Even better, if it was a true interactive debate, would be to present the lists for each candidate alongside each other (now arranged in order of total occurrences for all cnadidates, rather than for that candidate). Reading horizontally, the sparklines of one word for each candidate would show who first used the word early on, and who picked it up and ran with it.

Josh: excellent points. I actually discussed these in a much older post. There was even a bar chart included for comparison!

The alphabetical order is typically meaningless and to be avoided. This case, I believe, is an exception. Any kind of random order would spread things out more than the the order by frequency. The alphabetical just happens to induce some "randomness" (although I'm sure we can find examples when it doesn't).

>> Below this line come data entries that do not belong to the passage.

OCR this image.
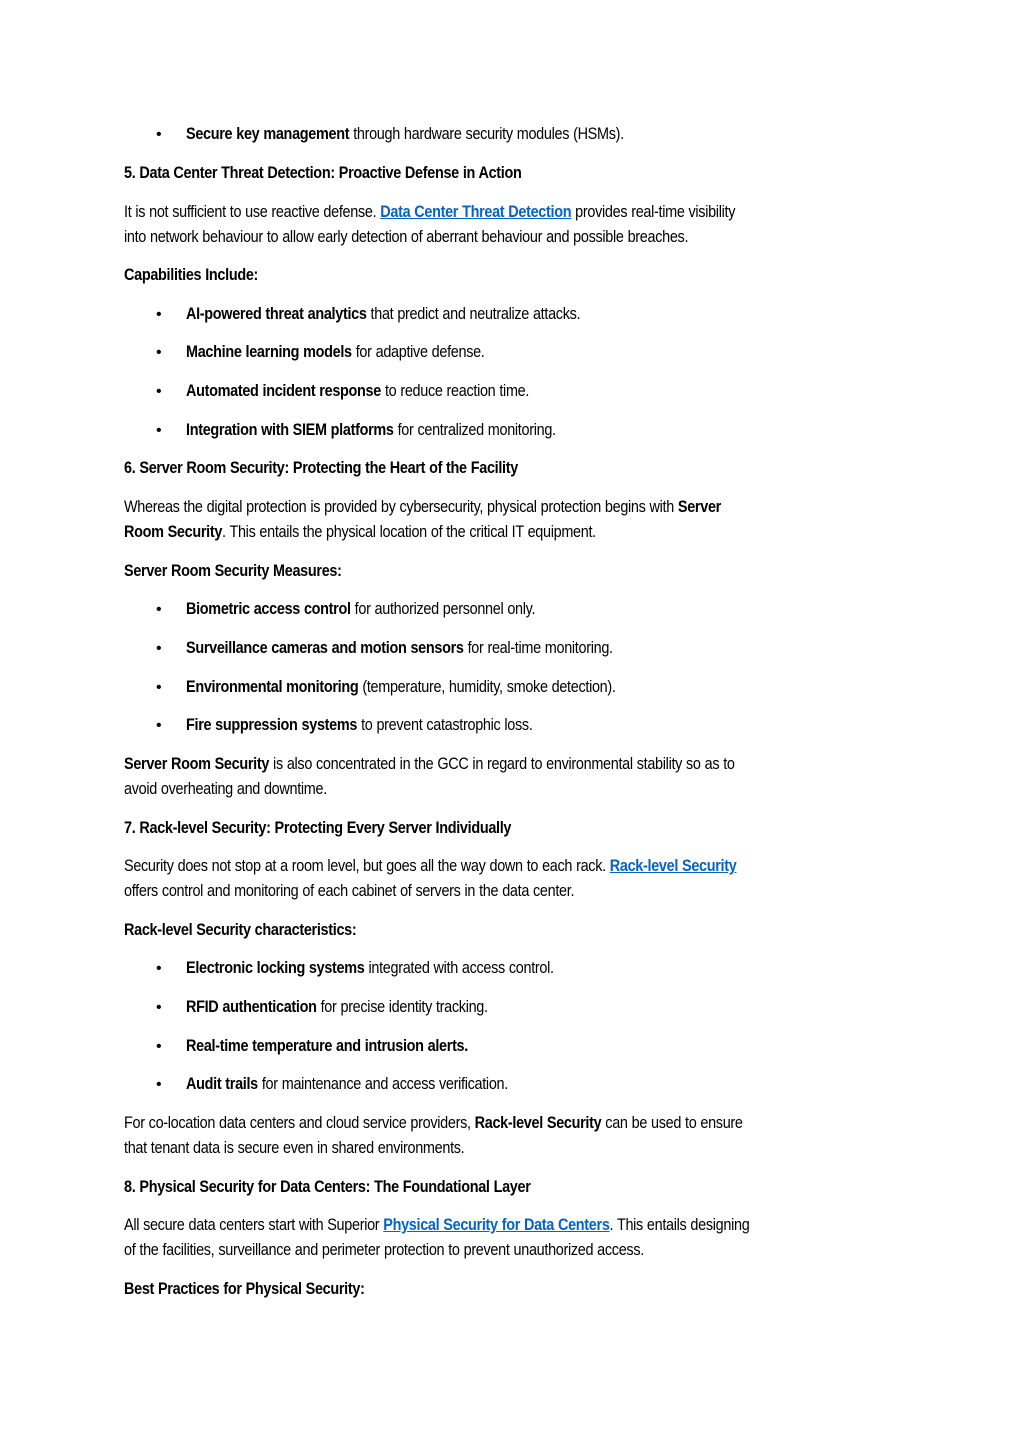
• Secure key management through hardware security modules (HSMs).
5. Data Center Threat Detection: Proactive Defense in Action
It is not sufficient to use reactive defense. Data Center Threat Detection provides real-time visibility
into network behaviour to allow early detection of aberrant behaviour and possible breaches.
Capabilities Include:
• AI-powered threat analytics that predict and neutralize attacks.
• Machine learning models for adaptive defense.
• Automated incident response to reduce reaction time.
• Integration with SIEM platforms for centralized monitoring.
6. Server Room Security: Protecting the Heart of the Facility
Whereas the digital protection is provided by cybersecurity, physical protection begins with Server
Room Security. This entails the physical location of the critical IT equipment.
Server Room Security Measures:
• Biometric access control for authorized personnel only.
• Surveillance cameras and motion sensors for real-time monitoring.
• Environmental monitoring (temperature, humidity, smoke detection).
• Fire suppression systems to prevent catastrophic loss.
Server Room Security is also concentrated in the GCC in regard to environmental stability so as to
avoid overheating and downtime.
7. Rack-level Security: Protecting Every Server Individually
Security does not stop at a room level, but goes all the way down to each rack. Rack-level Security
offers control and monitoring of each cabinet of servers in the data center.
Rack-level Security characteristics:
• Electronic locking systems integrated with access control.
• RFID authentication for precise identity tracking.
• Real-time temperature and intrusion alerts.
• Audit trails for maintenance and access verification.
For co-location data centers and cloud service providers, Rack-level Security can be used to ensure
that tenant data is secure even in shared environments.
8. Physical Security for Data Centers: The Foundational Layer
All secure data centers start with Superior Physical Security for Data Centers. This entails designing
of the facilities, surveillance and perimeter protection to prevent unauthorized access.
Best Practices for Physical Security:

Derek: introducing the time dimension would be exciting. Especially if these debates were unmoderated; otherwise, we'd end up looking at the moderator's preference. Allowing free flowing debate would be akin to leaving the mike on; how embarrassing.

Something that could actually be done with the raw numbers gathered by this exercise (although hard to extract from these graphics - a point to josh), would be a scatter graph of word frequency between two debaters. Top right, of concern to both; bottom left, neglected by both; bottom right, B talked about more than A; top left, vice versa.

I was sceptical when starting to read this article. However, the conclusions do seem consistent with my own intuitive reaction to the debate.

Not sure if you've already covered this, but you might be interested in Chirag Mehta's tag clouds of presidential speeches going back to Washington. I think the was the first such application of tag clouds.

http://chir.ag/phernalia/preztags/

Ars: thanks for the link. Good site. I'm not sure I understand the "recency" dimension since the date of the speech is fixed.

That reminds me of the State of the Union parsing tool on Jonathan Corum's style.org.